10月から新大統領として登場したクラウディア・シェインバウム氏はメキシコで初めて女性大統領として登場した。しかし、彼女からは米国との麻薬密売の件で協力を得ることはロペス・オブラドール前大統領と同じように難しいであろう。なぜなら、彼女はロペス・オブラドール氏の子飼いの政治家で、彼と異なった政治を行うことは先ず期待できないからである。

麻薬組織シナロアとハリスコについて

この2大カルテルについて次に説明しておきたい。

シナロアの誕生は1960年代に遡る。ペドロ・アビレスという人物が創設したカルテルだ。1970年代に麻薬への取り締まりが強化され、当時はまだカルテルが警察や軍人、政治家などと癒着しておらず、彼はメキシコ軍隊と1978年に交戦して死亡。その跡を継いだ2人の人物が米国市場を開拓。メキシコと米国との国境にトンネルを建設したり、小型飛行機が着陸できる滑走路を米国内に建設。そのひとりがDEAによって逮捕された後、その後継者となったのが通称エル・チャポと呼ばれているホアキン・グスマン氏だ。

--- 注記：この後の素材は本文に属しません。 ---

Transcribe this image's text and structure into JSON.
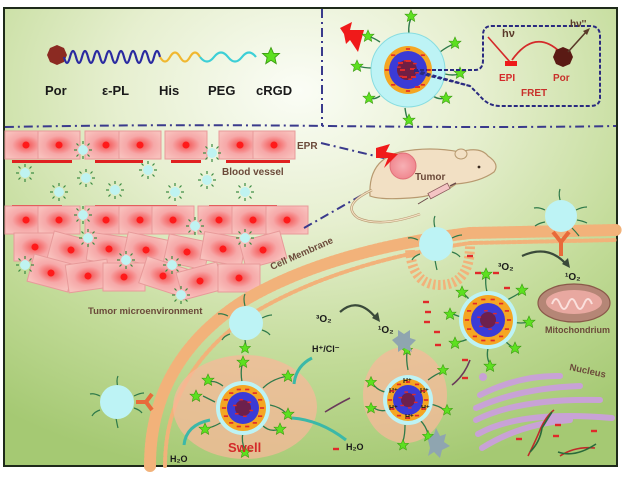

彼がメキシコで最大のカルテルに育てた。その背景には主に麻薬や武器などの密売した資金力で警察、政治家、高級官僚、判事らを賄賂で味方につけたことである。また、フェリペ・カルデロン元大統領の政権時に彼はライバルのカルテルの情報を政府に流し、政府は彼らを取り締まる。その代償として、シナロアの販路拡大には大目に見ていた。